I have wondered if the erection of these classical buildings in English gardens did not seem very incongruous and artificial when they were first brought before the eyes of the patron; and the conclusion that I have come to is that they seemed as suitable to an English home as did the pure Greek façade of the mansion itself, the fact being that there is no English style of architecture. Italy gave us the handsomest style for our homes, and when people were everywhere met with classical façades—when the Corinthian pillar with, perhaps, its modified Roman entablature, was to be seen in every direction, the classical garden temple was accepted as in perfect harmony with its surroundings. So the regular couplets of Dryden, Pope, and a score of lesser versifiers were acclaimed as the most natural and reasonable form for the expression of their opinions. Thus I hold that, however unenterprising the garden designers were in being content to copy Continental models instead of inventing something as original as Keats in the matter of form, the modern garden designer has only to copy in order to produce—well, a copy of the formality of their time. But if people nowadays do not wish their gardens to reflect the tastes of their ancestors for the classical tradition, they will be very foolish if they do not adopt something better—when they find it.
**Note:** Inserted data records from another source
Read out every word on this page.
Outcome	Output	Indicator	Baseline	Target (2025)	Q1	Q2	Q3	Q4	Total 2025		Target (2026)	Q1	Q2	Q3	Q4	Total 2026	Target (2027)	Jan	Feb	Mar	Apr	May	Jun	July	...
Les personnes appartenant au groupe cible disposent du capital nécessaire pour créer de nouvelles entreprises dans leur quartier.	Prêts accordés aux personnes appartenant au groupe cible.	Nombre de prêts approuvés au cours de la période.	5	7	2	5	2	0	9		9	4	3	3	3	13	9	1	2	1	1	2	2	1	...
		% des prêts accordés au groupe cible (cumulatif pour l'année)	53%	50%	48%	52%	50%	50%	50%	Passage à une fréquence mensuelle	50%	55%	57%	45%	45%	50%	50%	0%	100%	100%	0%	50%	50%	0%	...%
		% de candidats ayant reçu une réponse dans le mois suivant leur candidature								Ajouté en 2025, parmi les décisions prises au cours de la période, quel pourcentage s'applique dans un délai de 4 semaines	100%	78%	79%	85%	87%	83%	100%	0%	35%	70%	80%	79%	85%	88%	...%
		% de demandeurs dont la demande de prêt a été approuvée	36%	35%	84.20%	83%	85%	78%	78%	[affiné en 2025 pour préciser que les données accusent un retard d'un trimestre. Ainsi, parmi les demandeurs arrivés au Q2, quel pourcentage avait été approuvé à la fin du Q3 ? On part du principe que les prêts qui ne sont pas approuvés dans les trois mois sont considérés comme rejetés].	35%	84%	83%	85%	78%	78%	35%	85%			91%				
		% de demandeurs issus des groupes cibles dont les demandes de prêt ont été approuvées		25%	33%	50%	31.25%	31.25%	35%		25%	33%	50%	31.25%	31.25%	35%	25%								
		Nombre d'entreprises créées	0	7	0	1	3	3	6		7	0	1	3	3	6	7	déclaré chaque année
Of course I am now still referring to the garden out of which the house should spring. The moment that you get free from the compelling influence of the house, you may go as you please; and to my mind you will be as foolish if you do not do something quite different from the House Garden as you would be if you were to do anything different within sight of the overpowering House—almost as foolish as the people who made a beautiful fountain garden and then flung it at the head of that natural piece of water, the Serpentine.

My temple was to be in full view of the house, and I wished to maintain the tradition of a certain period, so I drew out my plans accordingly. I had space only for something about ten feet square, and I found out what the simplest form of such a building would cost. It could be done in stone for some hundreds of pounds, in deal for less than a fourth of that sum.

Both estimates were from well-known people with all the facilities for turning out good work at the lowest figure of profit; but both estimates made me heavy-hearted. I tried to make up my mind not to spend the rest of my life in the state of the Children of Israel when their Temple was swept away; but within six months I had my vision restored, and unlike the old people who wept because the restoration was far behind the original in glory, I rejoiced; for, finding that I could not afford to have the structure in deal, I had it built of marble, and the cost worked out most satisfactorily. In marble it cost me about a fourth of the estimate in deal!